Andersen Festival, gli Ondalibera “rileggono” Calvino

SESTRI LEVANTE-  Domenica 11 giugno all’ Andersen Festival di  Sestri Levante alla Terrazza del Fico, ore 18, Manuel Apice e Ondalibera propongono un percorso interartistico sull’opera di Italo Calvino.

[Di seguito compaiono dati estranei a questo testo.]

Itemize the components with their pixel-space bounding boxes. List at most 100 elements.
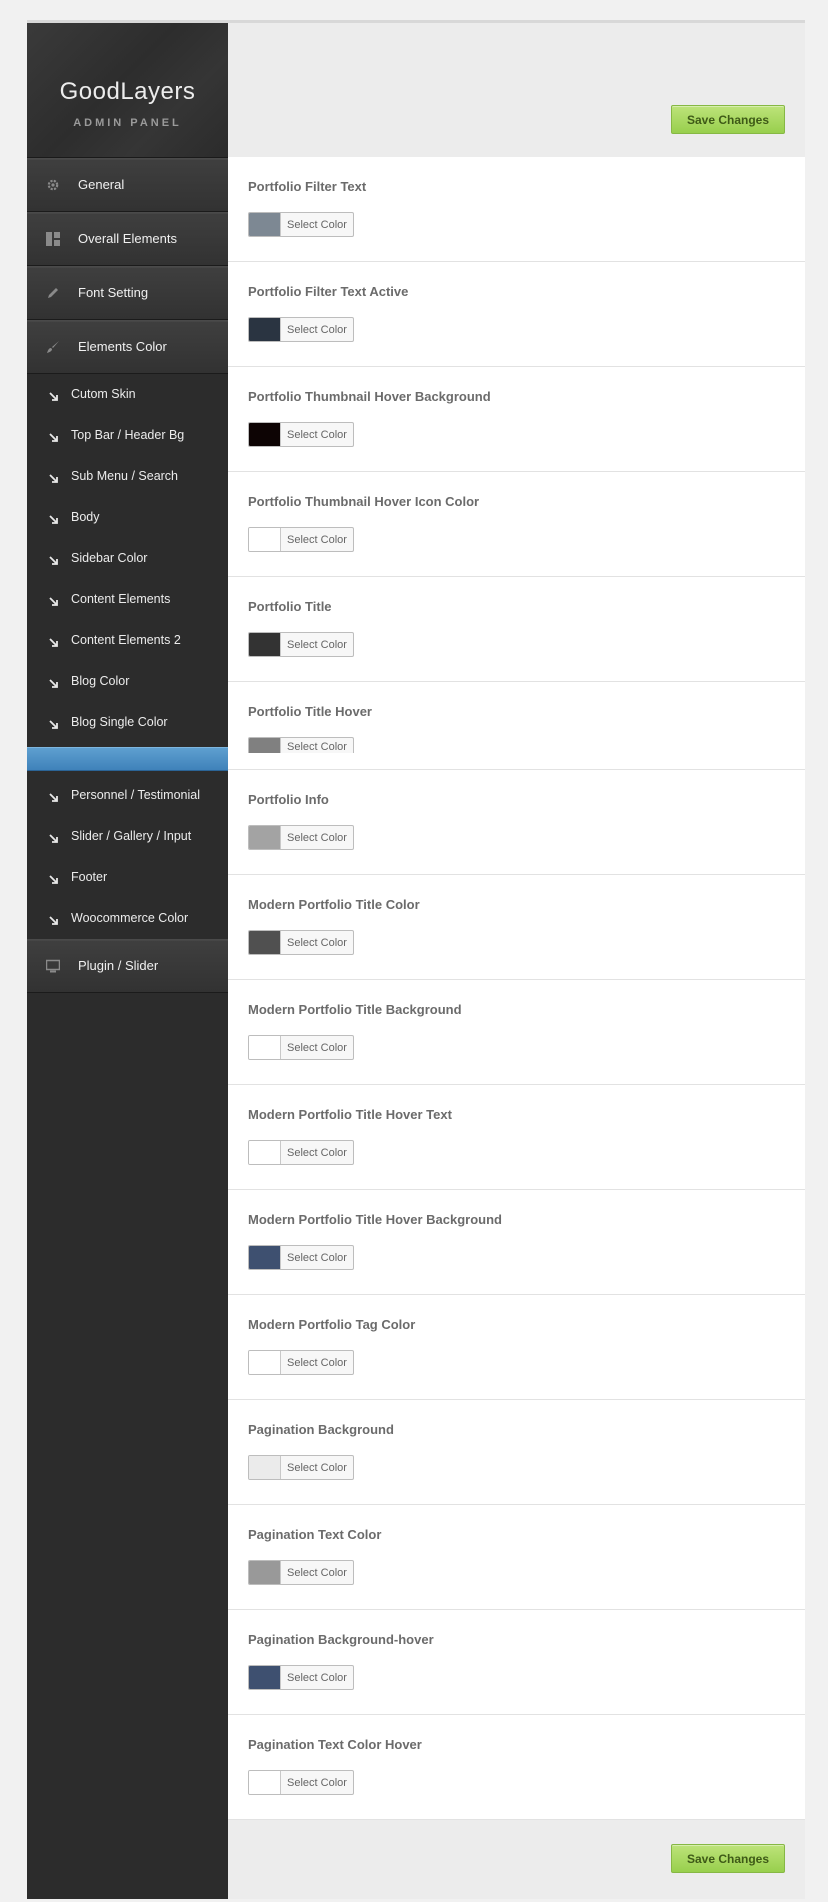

Sulla base della struttura a tasselli del romanzo, lo spettacolo si propone di portare in scena la rielaborazione musicale di otto città invisibili scelte liberamente dagli ideatori del progetto, trasformate in brani musicali inediti eseguiti dal vivo dall’emergente band spezzina Ondalibera. Ogni brano farà parte di un largo mosaico che attraverso le parole di Calvino, lette ed interpretate fra un’esecuzione e l’altra da Tommaso Pistelli e Davide Sinigaglia, dovrà portare lo spettatore a sentirsi parte di un rito in continua evoluzione che troverà il suo culmine nella presa di consapevolezza dell’undicesimo brano, concepito al di fuori del testo originale di partenza ma in piena continuità con l’iter narrativo dell’opera. L’ultima canzone è infatti incentrata sulla “città che vuol cambiare e cambia” e si riferisce direttamente ad una collettività consapevole; alla stessa collettività che avrà reso possibile il rito stesso inscenato dagli artisti. Ad agevolare il processo catartico contribuirà l’esposizione in scena di dieci tele, raffiguranti la rielaborazione visiva delle città descritte nei testi musicali, e realizzate da Alice Sinigaglia e Veronica Cappilli.

Gli Ondalibera sono Manuel Apice, Marco Barbieri, Damiano Pugliese e Pietro Bonaccio.

Le tele sono realizzate da Alice Sinigaglia e Veronica Cappilli.

Marco Polo e Kublai Khan sono Davide Sinigaglia e Tommaso Pistelli.

La regia è a cura di Alice Sinigaglia.